Thursday, April 06, 2017

The Survival Of Rules And Traditions

What strange things survive in this world. Take Wisden's five cricketers of the year, the annual announcement of which still manages to generate column inches and debate. The rules remain as they always have been. A cricketer of the year cannot have been a previous cricketer of the year. It's an endearing principle but distinctly potty.

In fact, don't just take the five cricketers (for the record, Ben Duckett, Misbah-ul-Haq, Toby Roland-Jones, Chris Woakes and Younis Khan), take Wisden full stop. It is like a great aunt indulged at Christmas, who stubbornly insists on imbibing ginger wine that had gone out of fashion even before Christmases acquired a veneer of contemporary oenological sophistication. Year after year, auntie is wheeled out simply because she is auntie.

Which is not to decry either Wisden or great aunts, just that the former is a relic of days gone by. It occupies a past together with the FA Cup Final, a reminder of how there was once only one live football match per year on the telly (save perhaps the odd international) and of how once a year the previous year's cricket would be revealed for all to dissect and digest. Page after page after page of scorecards replete with their short reports. All our yesterdays of what must have been tortuous and chilly June days in Chesterfield as E. Smith of Derbyshire bowled maiden over after maiden over to J. van Geloven of Leicestershire, as the visitors ground out a snail-like 180 in the six hours (when lunch was always at half one and tea was taken at ten past four). 

There is, nevertheless, a sense of reassurance. The anachronistic can cling to its past even in the present day. Tweaks mean that Wisden is no longer a yellow-backed housebrick-sized homage to empire that had long faded. It is now a yellow-backed housebrick-sized tribute to the empire having struck back, IPL, Big Bash and all. But with Cricinfo available at the click of a mouse, its inherent backdated-ness accords it more the function of coffee-table adornment than one-time cricketing avidity.

Still, traditions die hard, even more recent ones and those founded not on mouse clicks or tablet touches. Rather like the five cricketers, these have their rules, those which grant them a superior status. Cricket websites' best-of-the-year cricketers, even sports personalities of the year and, horror of horror, Eurovision song contestants have succumbed to the totality of technologies in removing or reducing the carefully weighed deliberations of judges, abiding with the letter of the rules (well, maybe not in the case of Eurovision). The great unwashed in cyber and text lands cannot be trusted to do likewise.

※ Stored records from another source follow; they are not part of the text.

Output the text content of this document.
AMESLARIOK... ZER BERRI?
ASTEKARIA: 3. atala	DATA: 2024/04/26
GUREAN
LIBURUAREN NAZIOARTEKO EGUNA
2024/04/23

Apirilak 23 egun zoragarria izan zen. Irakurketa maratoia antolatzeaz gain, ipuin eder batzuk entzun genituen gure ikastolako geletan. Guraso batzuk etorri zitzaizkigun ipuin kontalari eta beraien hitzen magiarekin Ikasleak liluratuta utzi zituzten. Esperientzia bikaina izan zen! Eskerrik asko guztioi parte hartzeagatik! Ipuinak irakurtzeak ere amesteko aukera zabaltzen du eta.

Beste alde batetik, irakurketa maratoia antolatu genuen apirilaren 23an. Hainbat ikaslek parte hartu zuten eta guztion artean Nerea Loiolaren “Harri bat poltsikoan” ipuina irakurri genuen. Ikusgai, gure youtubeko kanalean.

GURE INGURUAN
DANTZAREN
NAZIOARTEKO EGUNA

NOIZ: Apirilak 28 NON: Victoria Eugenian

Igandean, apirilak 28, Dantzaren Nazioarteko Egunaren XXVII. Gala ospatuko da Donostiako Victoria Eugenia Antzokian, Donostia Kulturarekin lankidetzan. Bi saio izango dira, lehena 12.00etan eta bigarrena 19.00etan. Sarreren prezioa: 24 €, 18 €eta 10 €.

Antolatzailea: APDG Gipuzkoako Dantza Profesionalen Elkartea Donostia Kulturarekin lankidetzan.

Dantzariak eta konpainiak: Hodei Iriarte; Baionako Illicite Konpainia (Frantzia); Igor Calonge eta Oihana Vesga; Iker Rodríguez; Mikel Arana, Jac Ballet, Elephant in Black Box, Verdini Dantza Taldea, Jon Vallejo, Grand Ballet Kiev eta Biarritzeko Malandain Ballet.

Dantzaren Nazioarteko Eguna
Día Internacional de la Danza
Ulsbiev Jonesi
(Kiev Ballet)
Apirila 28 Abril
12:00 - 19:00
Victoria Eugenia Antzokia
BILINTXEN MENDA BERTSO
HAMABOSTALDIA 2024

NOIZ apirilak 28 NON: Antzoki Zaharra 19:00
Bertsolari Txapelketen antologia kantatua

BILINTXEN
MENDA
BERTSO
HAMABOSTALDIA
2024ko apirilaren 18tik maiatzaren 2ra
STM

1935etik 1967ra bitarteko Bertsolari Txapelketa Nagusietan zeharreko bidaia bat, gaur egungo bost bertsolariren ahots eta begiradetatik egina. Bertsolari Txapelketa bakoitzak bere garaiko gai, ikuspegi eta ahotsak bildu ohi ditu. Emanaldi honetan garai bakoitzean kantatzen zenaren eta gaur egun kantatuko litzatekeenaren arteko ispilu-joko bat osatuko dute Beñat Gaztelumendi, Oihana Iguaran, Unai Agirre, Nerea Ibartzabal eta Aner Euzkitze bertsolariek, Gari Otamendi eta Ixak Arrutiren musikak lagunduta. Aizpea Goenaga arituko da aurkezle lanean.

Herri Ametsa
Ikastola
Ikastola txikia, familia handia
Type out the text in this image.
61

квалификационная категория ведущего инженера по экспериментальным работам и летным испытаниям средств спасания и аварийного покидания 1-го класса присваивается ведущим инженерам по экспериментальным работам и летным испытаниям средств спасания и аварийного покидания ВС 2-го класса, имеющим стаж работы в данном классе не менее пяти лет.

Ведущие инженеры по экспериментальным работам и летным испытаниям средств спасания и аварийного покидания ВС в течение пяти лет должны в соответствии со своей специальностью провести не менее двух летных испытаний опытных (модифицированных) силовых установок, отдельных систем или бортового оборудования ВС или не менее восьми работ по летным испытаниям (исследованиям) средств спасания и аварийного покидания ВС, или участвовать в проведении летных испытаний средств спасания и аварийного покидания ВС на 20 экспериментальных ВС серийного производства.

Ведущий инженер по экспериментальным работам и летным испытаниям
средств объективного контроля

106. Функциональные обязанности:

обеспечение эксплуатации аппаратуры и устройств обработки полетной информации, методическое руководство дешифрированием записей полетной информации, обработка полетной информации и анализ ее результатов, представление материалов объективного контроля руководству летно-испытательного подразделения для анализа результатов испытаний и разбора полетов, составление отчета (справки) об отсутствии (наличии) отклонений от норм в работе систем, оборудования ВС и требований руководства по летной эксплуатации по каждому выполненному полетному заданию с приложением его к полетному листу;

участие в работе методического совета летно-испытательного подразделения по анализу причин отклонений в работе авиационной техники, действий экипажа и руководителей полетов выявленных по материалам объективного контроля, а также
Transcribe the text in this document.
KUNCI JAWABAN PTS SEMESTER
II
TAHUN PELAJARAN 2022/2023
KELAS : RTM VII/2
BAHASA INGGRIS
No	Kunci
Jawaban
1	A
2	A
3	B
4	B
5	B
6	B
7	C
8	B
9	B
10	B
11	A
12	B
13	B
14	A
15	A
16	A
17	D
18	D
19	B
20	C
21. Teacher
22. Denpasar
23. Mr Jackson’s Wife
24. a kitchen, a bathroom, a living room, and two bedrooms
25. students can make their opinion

I offer a Mallorcan example, that of Fornalutx. To the confusion of many, most of them in Pollensa it seems, Fornalutx isn't the only prettiest village on the island. The fact is that Fornalutx is the only prettiest village. That's because the association which determines prettiest villages says so. It despatched clipboard-bearing judges to rummage under dry stones, ramble through orange groves and to reconnoitre the village's cleaning system in confirming prettiness. It is unique to Mallorca, and nary an inhabitant of social networks was allowed anywhere near the judges, lest they be contaminated by popular prejudice. The great confusion arose because Pollensa had appeared on one of those blessed website things, the ones where any old Tom, Dick or Harry can register his vote. Moreover, it more or less borrowed the prettiest accolade in extending the nominations beyond just villages. The prettiest villages' association probably needs to think about a registered trademark, if it hasn't already.

There is of course another way in which Wisden is a survivor. Its sheer physical presence. You simply can't avoid it, so large is it. Indeed, such is its bulk that it can be used to keep any door open and withstand up to a force eight gale ramming into the door. While other giants of the print media may have gone the way of all Wikipedias or just Google, Wisden's voracious appetite for paper keeps entire industries afloat.

It is this, the physical nature of the hard copy, that can seem the most curious manifestation of Wisden of the current day. Yet it is anything but curious. Tangibility, holding something which isn't a device and that has the essence of presence, accounts for a great deal, even today. So is also the case with much of what Mallorca churns out for tourism. The island may be poorly served by digital applications (those from official, governmental sources) but it is still weighed under by the amount of paper. Apps and so on abound, but promotional publications are far from being in retreat.

Why is this? The answer is easy. Tradition, reassurance, tangibility; all to be cherished.